Observing images of so many Americans, allies and Afghans desperately struggling to get a flight to safety, makes me imagine the panic and chaos my father had to get us through to escape Saigon.
I am so incredibly thankful for him and his entrepreneurial spirit which enabled him to accumulate the means to get us out of the war zone. We would finally come to live in America.
Dad is still my hero. He was a true patriot who loved this country, went to war for his country, and came home to continue his entrepreneurial adventures, becoming a successful businessman and, with his family, living the American Dream.
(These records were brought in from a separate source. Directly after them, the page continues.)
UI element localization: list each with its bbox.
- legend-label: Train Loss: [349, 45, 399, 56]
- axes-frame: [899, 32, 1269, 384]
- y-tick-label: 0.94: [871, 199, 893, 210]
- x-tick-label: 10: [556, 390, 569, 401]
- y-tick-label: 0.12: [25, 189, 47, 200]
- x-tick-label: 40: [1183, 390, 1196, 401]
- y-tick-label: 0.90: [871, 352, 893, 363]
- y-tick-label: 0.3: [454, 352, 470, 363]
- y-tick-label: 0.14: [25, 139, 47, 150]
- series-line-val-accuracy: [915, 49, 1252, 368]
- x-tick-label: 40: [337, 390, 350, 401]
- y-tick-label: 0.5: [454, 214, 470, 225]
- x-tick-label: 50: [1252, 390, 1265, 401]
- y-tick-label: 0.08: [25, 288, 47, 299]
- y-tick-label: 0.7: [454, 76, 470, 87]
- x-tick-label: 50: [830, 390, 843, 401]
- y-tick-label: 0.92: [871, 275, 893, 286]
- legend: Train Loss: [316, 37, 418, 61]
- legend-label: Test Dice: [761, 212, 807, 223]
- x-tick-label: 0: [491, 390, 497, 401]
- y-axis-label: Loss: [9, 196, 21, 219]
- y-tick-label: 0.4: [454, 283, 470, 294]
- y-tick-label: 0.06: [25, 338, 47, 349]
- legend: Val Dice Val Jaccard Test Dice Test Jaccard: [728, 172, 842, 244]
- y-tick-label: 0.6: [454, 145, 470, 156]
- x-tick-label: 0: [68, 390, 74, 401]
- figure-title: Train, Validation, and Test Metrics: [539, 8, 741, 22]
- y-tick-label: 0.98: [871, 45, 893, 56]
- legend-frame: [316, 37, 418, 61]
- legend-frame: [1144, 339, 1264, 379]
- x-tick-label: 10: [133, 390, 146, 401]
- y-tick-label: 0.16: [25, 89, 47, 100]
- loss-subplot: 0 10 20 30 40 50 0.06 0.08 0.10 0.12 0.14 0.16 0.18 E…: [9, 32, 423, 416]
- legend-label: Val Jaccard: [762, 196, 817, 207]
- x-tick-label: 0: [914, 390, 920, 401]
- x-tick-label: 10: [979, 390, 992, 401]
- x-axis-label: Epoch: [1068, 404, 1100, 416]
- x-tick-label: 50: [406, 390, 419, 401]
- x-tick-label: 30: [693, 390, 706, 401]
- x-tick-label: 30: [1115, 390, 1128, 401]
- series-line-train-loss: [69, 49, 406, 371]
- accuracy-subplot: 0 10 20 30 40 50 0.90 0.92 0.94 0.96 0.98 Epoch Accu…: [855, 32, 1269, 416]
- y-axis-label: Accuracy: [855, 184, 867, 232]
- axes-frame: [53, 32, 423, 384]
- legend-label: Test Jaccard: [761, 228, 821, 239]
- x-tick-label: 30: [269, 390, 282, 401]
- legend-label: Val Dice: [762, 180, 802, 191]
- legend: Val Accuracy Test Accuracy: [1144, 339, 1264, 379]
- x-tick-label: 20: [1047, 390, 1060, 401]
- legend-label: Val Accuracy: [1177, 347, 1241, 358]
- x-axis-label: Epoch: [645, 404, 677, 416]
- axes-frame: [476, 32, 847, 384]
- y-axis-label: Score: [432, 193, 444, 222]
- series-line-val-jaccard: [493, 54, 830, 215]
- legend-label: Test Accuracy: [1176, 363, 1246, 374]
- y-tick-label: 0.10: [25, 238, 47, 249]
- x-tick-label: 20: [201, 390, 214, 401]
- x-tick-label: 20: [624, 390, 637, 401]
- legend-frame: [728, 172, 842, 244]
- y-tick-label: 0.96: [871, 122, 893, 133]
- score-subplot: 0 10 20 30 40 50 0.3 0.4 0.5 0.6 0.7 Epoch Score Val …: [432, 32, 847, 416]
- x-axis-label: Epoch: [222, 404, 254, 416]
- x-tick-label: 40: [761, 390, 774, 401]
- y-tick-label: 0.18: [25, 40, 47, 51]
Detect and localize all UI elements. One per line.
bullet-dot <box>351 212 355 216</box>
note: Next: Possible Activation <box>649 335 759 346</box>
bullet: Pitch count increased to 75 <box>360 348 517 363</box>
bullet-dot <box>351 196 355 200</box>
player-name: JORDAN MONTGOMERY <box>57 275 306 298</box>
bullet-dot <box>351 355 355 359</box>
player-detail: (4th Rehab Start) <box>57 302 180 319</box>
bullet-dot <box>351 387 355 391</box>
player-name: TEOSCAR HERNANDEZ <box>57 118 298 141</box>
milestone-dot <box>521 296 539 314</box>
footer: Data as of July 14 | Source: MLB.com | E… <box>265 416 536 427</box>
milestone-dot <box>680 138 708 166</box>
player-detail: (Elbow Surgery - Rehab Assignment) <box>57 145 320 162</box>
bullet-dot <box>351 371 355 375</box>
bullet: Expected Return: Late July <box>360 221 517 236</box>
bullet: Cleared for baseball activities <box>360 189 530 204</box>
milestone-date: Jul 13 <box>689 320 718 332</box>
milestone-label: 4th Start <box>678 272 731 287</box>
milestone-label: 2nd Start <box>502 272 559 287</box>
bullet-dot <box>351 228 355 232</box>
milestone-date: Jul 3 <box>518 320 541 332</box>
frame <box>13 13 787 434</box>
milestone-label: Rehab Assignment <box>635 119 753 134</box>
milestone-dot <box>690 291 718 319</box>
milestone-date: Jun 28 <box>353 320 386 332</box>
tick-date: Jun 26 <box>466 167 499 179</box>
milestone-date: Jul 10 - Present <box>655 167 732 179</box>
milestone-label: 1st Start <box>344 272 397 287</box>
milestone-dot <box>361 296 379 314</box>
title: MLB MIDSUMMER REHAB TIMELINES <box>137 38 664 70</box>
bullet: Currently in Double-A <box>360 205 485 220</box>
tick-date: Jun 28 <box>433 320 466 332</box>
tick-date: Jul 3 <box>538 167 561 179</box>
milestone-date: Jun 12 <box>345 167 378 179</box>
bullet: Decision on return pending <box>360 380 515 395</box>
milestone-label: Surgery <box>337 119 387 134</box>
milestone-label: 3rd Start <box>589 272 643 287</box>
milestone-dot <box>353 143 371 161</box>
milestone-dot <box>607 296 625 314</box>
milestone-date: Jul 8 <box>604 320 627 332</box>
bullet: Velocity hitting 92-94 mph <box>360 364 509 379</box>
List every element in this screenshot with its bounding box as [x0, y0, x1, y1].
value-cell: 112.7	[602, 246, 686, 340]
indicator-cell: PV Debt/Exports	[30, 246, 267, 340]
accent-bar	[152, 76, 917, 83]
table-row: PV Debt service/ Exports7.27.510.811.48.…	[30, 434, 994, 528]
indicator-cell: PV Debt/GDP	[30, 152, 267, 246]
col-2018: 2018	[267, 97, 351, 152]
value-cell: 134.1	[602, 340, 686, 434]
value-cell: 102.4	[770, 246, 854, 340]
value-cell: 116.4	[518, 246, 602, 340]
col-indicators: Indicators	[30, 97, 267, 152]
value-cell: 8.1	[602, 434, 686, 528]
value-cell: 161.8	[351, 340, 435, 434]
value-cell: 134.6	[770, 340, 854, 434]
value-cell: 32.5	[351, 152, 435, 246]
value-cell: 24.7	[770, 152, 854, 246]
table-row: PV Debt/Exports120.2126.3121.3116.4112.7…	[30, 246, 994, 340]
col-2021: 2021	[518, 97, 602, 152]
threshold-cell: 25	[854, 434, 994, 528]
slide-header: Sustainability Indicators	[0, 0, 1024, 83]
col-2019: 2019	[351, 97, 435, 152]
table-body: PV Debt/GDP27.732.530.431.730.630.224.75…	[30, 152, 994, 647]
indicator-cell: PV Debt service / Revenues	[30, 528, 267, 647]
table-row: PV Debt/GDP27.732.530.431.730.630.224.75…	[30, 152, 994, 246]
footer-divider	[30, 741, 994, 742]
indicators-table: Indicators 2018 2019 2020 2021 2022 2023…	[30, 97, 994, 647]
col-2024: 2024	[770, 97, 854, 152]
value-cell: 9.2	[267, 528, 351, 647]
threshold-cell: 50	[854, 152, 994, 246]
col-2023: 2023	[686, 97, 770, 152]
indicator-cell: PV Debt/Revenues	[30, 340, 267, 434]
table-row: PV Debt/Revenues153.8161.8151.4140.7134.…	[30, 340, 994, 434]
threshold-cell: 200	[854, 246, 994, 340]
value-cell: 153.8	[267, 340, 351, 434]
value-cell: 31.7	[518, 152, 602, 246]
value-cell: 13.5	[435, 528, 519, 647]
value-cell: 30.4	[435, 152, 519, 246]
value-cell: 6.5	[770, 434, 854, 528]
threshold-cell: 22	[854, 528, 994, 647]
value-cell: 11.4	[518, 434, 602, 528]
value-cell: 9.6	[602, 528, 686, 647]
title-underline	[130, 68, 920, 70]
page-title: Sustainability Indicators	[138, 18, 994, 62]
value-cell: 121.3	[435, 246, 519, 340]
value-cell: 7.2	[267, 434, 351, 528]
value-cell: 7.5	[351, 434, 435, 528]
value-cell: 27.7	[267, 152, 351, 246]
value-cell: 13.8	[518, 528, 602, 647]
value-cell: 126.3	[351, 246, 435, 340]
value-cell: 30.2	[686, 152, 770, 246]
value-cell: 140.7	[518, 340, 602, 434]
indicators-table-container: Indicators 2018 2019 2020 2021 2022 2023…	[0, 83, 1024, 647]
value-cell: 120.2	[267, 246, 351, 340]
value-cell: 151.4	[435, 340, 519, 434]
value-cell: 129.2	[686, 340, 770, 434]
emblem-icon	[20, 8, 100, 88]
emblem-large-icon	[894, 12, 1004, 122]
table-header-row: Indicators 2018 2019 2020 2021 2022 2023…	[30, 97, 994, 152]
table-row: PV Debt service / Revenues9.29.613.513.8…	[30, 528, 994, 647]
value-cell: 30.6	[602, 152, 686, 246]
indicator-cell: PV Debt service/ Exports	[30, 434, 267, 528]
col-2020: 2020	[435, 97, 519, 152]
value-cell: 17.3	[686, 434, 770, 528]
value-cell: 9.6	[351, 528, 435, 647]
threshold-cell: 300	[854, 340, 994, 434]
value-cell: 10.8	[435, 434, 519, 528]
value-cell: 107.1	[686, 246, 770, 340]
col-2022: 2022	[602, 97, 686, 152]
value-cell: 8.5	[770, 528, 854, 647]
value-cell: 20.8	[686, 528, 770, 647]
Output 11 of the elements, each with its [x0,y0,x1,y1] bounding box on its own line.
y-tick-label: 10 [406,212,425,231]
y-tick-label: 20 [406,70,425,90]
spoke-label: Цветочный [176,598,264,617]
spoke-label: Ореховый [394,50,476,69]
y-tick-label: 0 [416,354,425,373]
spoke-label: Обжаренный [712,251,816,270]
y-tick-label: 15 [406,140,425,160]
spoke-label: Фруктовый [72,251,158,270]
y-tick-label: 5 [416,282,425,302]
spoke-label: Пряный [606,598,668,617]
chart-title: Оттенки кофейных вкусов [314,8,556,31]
Watching events unfold in Afghanistan, I wonder what would have happened to my brother and I, two half-American children, citizens of the United States by birth, if my father had not rescued us. Would we have been imprisoned with our mother? Would we have been killed?
I have given most of my adult life to the service of my country. Like him, I am a true patriot, combat veteran and an entrepreneur chasing the American Dream. Taking pause to reflect on it all, I wonder if I’ve done enough. Have I earned the life my father gave me? As he looks down on me from heaven, am I making him proud? I hope so.
R.I.P
Michael D. Ellis
1953 – 2016
Special thanks to my Uncle Mitch, Dad’s oldest brother, for helping to ensure the recount of my father’s fight for his family’s survival was accurate. Love you, Flower Face.